It has been suggested that the freeze-thaw behavior of concrete can be related to the rate at which the concrete absorbs water and reaches a critical degree of saturation. After the critical degree of saturation is reached and frozen the sample begins to crack and the stiffness degrades rapidly. This mechanism was suggested by Fagerlund and then expanded by research completed under pooled fund - TPF-5-297. Despite these advancements, there is still more work that is needed. Current design practices for freeze thaw durability are not based on actual weather conditions and are instead based on artificial conditions created in ASTM C 666 testing of concrete. While these conditions seem to have been conservative, a better answer could be obtained if there was more information about how concrete wetted and dried in different environments. This research will use a novel way to measure this by combining low-cost data loggers to measure the moisture and temperature changes in a concrete sent to a number of different environments. This information will be combined with new models that account for the rate that concrete reaches a critical degree of saturation. This work will create specifications that are tailored for different weather conditions and also create a useful forensic tool that could be used to determine the loss in the life of a structure if a substandard concrete is placed. Freeze thaw damage can be suppressed by casting a small and well distributed bubble system in the concrete. The Super Air Meter (SAM) is a new method to measure the size and spacing of these bubbles while the concrete is still fresh by using sequential pressures. Under pooled fund TPF-5-297 the validity of the SAM was established in the lab and the field as well as several new tools were developed to improve the accuracy of the method. Testing was then done to investigate how different construction methods impact the air void system such as pumping. This work will aim to continue to develop the SAM and how different construction practices impact the air void system in fresh concrete.

The ultimate goal of this work is to build on previous research efforts to produce improved specifications and advance existing test methods; while, improve the underlying understanding of freeze thaw damage. This work will specifically focus on construction practices and the impact of weather.

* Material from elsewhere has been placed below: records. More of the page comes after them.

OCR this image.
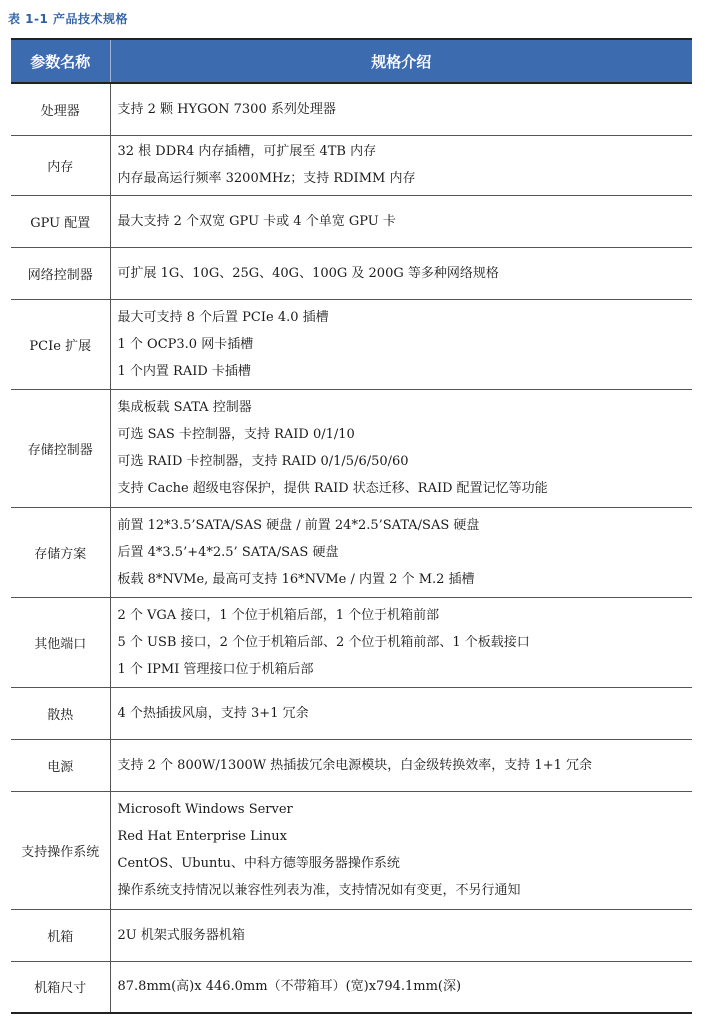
表 1-1 产品技术规格
参数名称	规格介绍
处理器	支持 2 颗 HYGON 7300 系列处理器

内存	32 根 DDR4 内存插槽，可扩展至 4TB 内存
内存最高运行频率 3200MHz；支持 RDIMM 内存

GPU 配置	最大支持 2 个双宽 GPU 卡或 4 个单宽 GPU 卡

网络控制器	可扩展 1G、10G、25G、40G、100G 及 200G 等多种网络规格

PCIe 扩展	最大可支持 8 个后置 PCIe 4.0 插槽
1 个 OCP3.0 网卡插槽
1 个内置 RAID 卡插槽

存储控制器	集成板载 SATA 控制器
可选 SAS 卡控制器，支持 RAID 0/1/10
可选 RAID 卡控制器，支持 RAID 0/1/5/6/50/60
支持 Cache 超级电容保护，提供 RAID 状态迁移、RAID 配置记忆等功能

存储方案	前置 12*3.5’SATA/SAS 硬盘 / 前置 24*2.5’SATA/SAS 硬盘
后置 4*3.5’+4*2.5’ SATA/SAS 硬盘
板载 8*NVMe, 最高可支持 16*NVMe / 内置 2 个 M.2 插槽

其他端口	2 个 VGA 接口，1 个位于机箱后部，1 个位于机箱前部
5 个 USB 接口，2 个位于机箱后部、2 个位于机箱前部、1 个板载接口
1 个 IPMI 管理接口位于机箱后部

散热	4 个热插拔风扇，支持 3+1 冗余

电源	支持 2 个 800W/1300W 热插拔冗余电源模块，白金级转换效率，支持 1+1 冗余

支持操作系统	Microsoft Windows Server
Red Hat Enterprise Linux
CentOS、Ubuntu、中科方德等服务器操作系统
操作系统支持情况以兼容性列表为准，支持情况如有变更，不另行通知

机箱	2U 机架式服务器机箱

机箱尺寸	87.8mm(高)x 446.0mm（不带箱耳）(宽)x794.1mm(深)
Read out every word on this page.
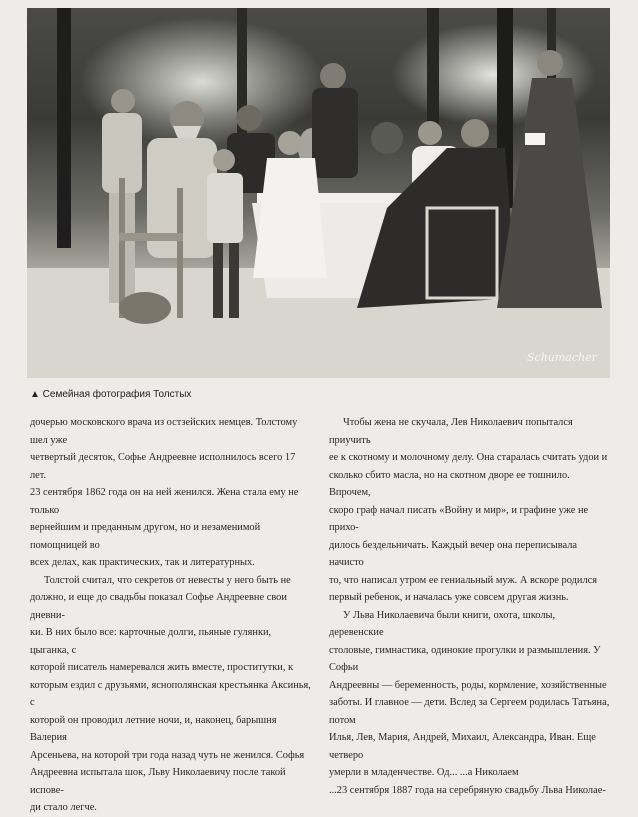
Schumacher
▲ Семейная фотография Толстых

дочерью московского врача из остзейских немцев. Толстому шел уже

четвертый десяток, Софье Андреевне исполнилось всего 17 лет.

23 сентября 1862 года он на ней женился. Жена стала ему не только

вернейшим и преданным другом, но и незаменимой помощницей во

всех делах, как практических, так и литературных.

Толстой считал, что секретов от невесты у него быть не

должно, и еще до свадьбы показал Софье Андреевне свои дневни-

ки. В них было все: карточные долги, пьяные гулянки, цыганка, с

которой писатель намеревался жить вместе, проститутки, к

которым ездил с друзьями, яснополянская крестьянка Аксинья, с

которой он проводил летние ночи, и, наконец, барышня Валерия

Арсеньева, на которой три года назад чуть не женился. Софья

Андреевна испытала шок, Льву Николаевичу после такой испове-

ди стало легче.

Чтобы жена не скучала, Лев Николаевич попытался приучить

ее к скотному и молочному делу. Она старалась считать удои и

сколько сбито масла, но на скотном дворе ее тошнило. Впрочем,

скоро граф начал писать «Войну и мир», и графине уже не прихо-

дилось бездельничать. Каждый вечер она переписывала начисто

то, что написал утром ее гениальный муж. А вскоре родился

первый ребенок, и началась уже совсем другая жизнь.

У Льва Николаевича были книги, охота, школы, деревенские

столовые, гимнастика, одинокие прогулки и размышления. У Софьи

Андреевны — беременность, роды, кормление, хозяйственные

заботы. И главное — дети. Вслед за Сергеем родилась Татьяна, потом

Илья, Лев, Мария, Андрей, Михаил, Александра, Иван. Еще четверо

умерли в младенчестве. Од... ...а Николаем

...23 сентября 1887 года на серебряную свадьбу Льва Николае-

The objectives of the proposed pooled funded study are as follows: 1. Quantify how different weather conditions impact the freeze thaw performance of concrete with low-cost data loggers. This work has been started under this existing project but these samples should be distributed in the field and used to quantify the combination of saturation and freeze thaw cycles in different states. 2. Investigate the freeze thaw performance of existing structures in different climates with different air void qualities. In combination with quantifying the weather in different environments, structures should be found in these structures with different quality of air void systems to determine how they perform. This will provide true case studies of field performance in a quantified exposure. 3. Expand the freeze thaw model to a larger range of mixtures to see if the trends still hold. 4. Further evaluation of the accuracy of the modeling predictions for determining the matrix saturation and the relationship between the secondary sorption and formation factor. 5. Better understand the damage propagation after critical saturation is reached. 6. Extension of this work to include salts such as those that result in calcium oxychloride to further improve the computational modeling predictions. 7. Determine how air void filling impacts the durability of concrete from freeze thaw cycles. 8. Develop freeze thaw specifications based on concrete quality, air void system, and local weather conditions. 9. Determine how construction methods such as pumping, mixing time, paving vibration, and hand held vibrators impact the air void spacing within concrete 10. Improve the SAM by making the measurement more consistent through developing a semi-automated testing procedure and improving reliability prediction. 11. Further refine a rapid test method that measures the uptake and fluid and resistivity of the concrete to determine the freeze thaw durability of concrete Deliverables: This proposed work will answer a number of important questions and will create several new tools to help determine the freeze thaw durability of concrete. Further, this work will create new specifications for DOTs based on their local weather conditions and quality of their concrete. These new efforts will create a new level of understanding and produce practical tools and guidance that will help DOTs change their specifications and consistently produce more durable concrete.

It is recommended that each state commit to the study for three years at $20,000 per year making a total commitment of $60,000 per state. To start the study it is recommended that at least eight states commit to the study. This study will be lead by Dr. Tyler Ley at Oklahoma State University.